Ryan McCurdy's drive to win on the baseball diamond came courtesy of the unlikeliest of brothers.
When the Duke third baseman tells people that his brother is former NFL wide receiver Mike Williams, he has to explain how the McCurdys adopted Williams just a few years before he starred at Southern California.
"People didn't always put it together that this little white family was going to take [Williams, who is black,] in, so now we're his family," McCurdy said. "I would say, 'That's my brother,' and that would cause people to take a double-take."
Whether it was basketball, football or checkers, McCurdy and Williams fiercely battled for bragging rights and the win. And if the contest didn't go Williams' way, he refused to acknowledge losing.
"He'd try to get his friends and go 2-on-1 against me [in basketball], and they'd still lose," Williams said. "He was a little smart and witty, so I had to beat him in everything."
When not competing, however, the two were as close as brothers can be. The two developed a friendship that dated to their childhood in Tampa, Fla.

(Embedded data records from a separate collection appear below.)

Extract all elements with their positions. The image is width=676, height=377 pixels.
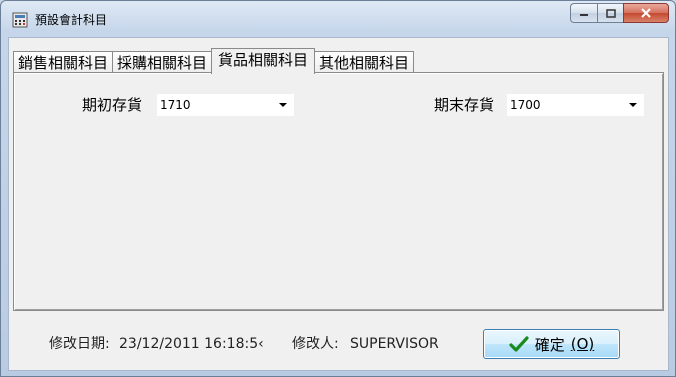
tab-sales-accounts[interactable]: 銷售相關科目 — [13, 51, 114, 74]
confirm-button[interactable]: 確定 (O) — [483, 329, 620, 359]
closing-inventory-value: 1700 — [510, 98, 541, 112]
tab-purchase-accounts[interactable]: 採購相關科目 — [112, 51, 213, 74]
dialog-window: 預設會計科目 銷售相關科目 採購相關科目 貨品相關科目 其他相關科目 期初存貨 … — [0, 0, 676, 377]
tab-goods-accounts[interactable]: 貨品相關科目 — [211, 48, 316, 74]
minimize-icon — [580, 14, 588, 16]
close-button[interactable] — [623, 3, 669, 23]
confirm-button-shortcut: (O) — [570, 335, 595, 353]
status-row: 修改日期: 23/12/2011 16:18:5‹ 修改人: SUPERVISO… — [9, 324, 670, 364]
window-title: 預設會計科目 — [35, 13, 108, 27]
opening-inventory-select[interactable]: 1710 — [157, 94, 294, 116]
calculator-icon — [12, 12, 28, 28]
minimize-button[interactable] — [570, 3, 597, 23]
title-bar[interactable]: 預設會計科目 — [1, 1, 675, 37]
modified-by-value: SUPERVISOR — [350, 336, 439, 352]
checkmark-icon — [509, 336, 529, 352]
close-icon — [641, 8, 651, 18]
modified-date-label: 修改日期: — [49, 336, 110, 352]
modified-by-label: 修改人: — [292, 336, 339, 352]
closing-inventory-label: 期末存貨 — [434, 96, 495, 114]
tab-other-accounts[interactable]: 其他相關科目 — [314, 51, 415, 74]
maximize-icon — [605, 8, 616, 18]
caption-buttons — [570, 3, 669, 25]
dialog-client-area: 銷售相關科目 採購相關科目 貨品相關科目 其他相關科目 期初存貨 1710 期末… — [8, 37, 669, 371]
tab-strip: 銷售相關科目 採購相關科目 貨品相關科目 其他相關科目 — [13, 48, 415, 74]
opening-inventory-value: 1710 — [160, 98, 191, 112]
opening-inventory-label: 期初存貨 — [82, 96, 143, 114]
closing-inventory-select[interactable]: 1700 — [507, 94, 644, 116]
maximize-button[interactable] — [597, 3, 623, 23]
chevron-down-icon[interactable] — [629, 103, 637, 107]
confirm-button-label: 確定 — [534, 335, 565, 354]
chevron-down-icon[interactable] — [279, 103, 287, 107]
tab-panel-goods: 期初存貨 1710 期末存貨 1700 — [13, 72, 664, 311]
modified-date-value: 23/12/2011 16:18:5‹ — [119, 336, 264, 352]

Williams' grandmother, Gertrude Lawson, babysat McCurdy and his siblings, Chris and Ali.
In 1999, McCurdy had just finished seventh grade when his family took Williams into the family unexpectedly.

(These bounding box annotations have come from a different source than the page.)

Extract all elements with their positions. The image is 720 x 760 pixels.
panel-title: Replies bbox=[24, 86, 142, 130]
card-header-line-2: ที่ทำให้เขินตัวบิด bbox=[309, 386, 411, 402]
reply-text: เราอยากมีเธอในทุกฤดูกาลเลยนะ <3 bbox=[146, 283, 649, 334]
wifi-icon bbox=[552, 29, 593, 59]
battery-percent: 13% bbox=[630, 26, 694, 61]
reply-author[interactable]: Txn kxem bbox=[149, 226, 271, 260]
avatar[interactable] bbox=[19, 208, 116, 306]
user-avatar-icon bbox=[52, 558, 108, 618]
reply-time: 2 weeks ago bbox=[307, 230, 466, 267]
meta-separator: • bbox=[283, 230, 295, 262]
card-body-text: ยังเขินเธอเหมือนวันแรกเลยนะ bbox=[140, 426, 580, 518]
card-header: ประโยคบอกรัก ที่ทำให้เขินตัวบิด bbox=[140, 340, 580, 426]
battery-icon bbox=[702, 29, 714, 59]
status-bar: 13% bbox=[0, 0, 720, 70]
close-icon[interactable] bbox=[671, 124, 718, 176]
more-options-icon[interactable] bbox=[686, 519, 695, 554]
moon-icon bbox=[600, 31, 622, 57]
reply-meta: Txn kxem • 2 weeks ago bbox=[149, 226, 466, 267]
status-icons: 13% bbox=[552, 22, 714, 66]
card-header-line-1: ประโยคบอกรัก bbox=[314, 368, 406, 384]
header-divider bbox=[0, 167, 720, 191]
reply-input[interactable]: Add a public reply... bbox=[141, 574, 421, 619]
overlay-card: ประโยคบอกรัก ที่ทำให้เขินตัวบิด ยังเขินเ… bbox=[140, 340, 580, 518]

"It just kind of happened -- we had not planned on it," said Cathy McCurdy, 52, Ryan's mother and a lawyer. "He was not formally adopted."
Cathy McCurdy would not elaborate but said Williams was going through a hard time in his life.
Williams also declined to discuss the events that led to him moving in with the McCurdys.
For the first time in his life, Williams had strict rules to follow. Before moving in with the McCurdys, he never had a curfew or sat down for a family dinner.
But living with the McCurdys presented no problems. Williams moved into Ryan's room, and the two slept in bunk beds without any of the tension that arose during their competition.
Two years later, Williams left H.B. Plant High School for the West Coast, where his competitive drive helped carry him to a successful career at Southern California, where he earned All-American honors as a sophomore on the Trojans' 2004 national championship team.
Williams did not forget his family back home. He talked to them at least twice a week and was able to get them into practices closed to the public. Cathy McCurdy said she and her husband Jack missed only three of Williams' games at Southern Cal, two of which fell on Ali's birthday.
McCurdy followed Williams' lead in college athletics, enrolling at Duke to play baseball in 2006.
He started at third base, and only a shoulder injury at the end of his freshman season kept him from starting every game his first year. He hit .256 this season, but his .965 fielding percentage was third among ACC infielders with more than 100 fielding chances.
Williams has returned the favor and traveled to see McCurdy play in a Duke series each year.
Williams said he has had the opportunity to talk to McCurdy only about once a month since he went pro, usually about William's NFL career and business ventures and McCurdy's college life.
After being taken 10th in the first round of the 2005 draft by the Detroit Lions, he was traded two years later to the Oakland Raiders, who cut him midway through the season. A stint with the Tennessee Titans ended when he was cut in training camp last year.
Williams said he still wants to play in the NFL.
He said McCurdy would pay attention to how Williams prepared for life after college so that McCurdy knew what to expect.
"Regardless of how my career goes, I can't think of anyone who will have anything bad to say about what kind of person I am," Williams said. "I told Ryan what he can control are what people -- his coaches, his teammates -- think about him."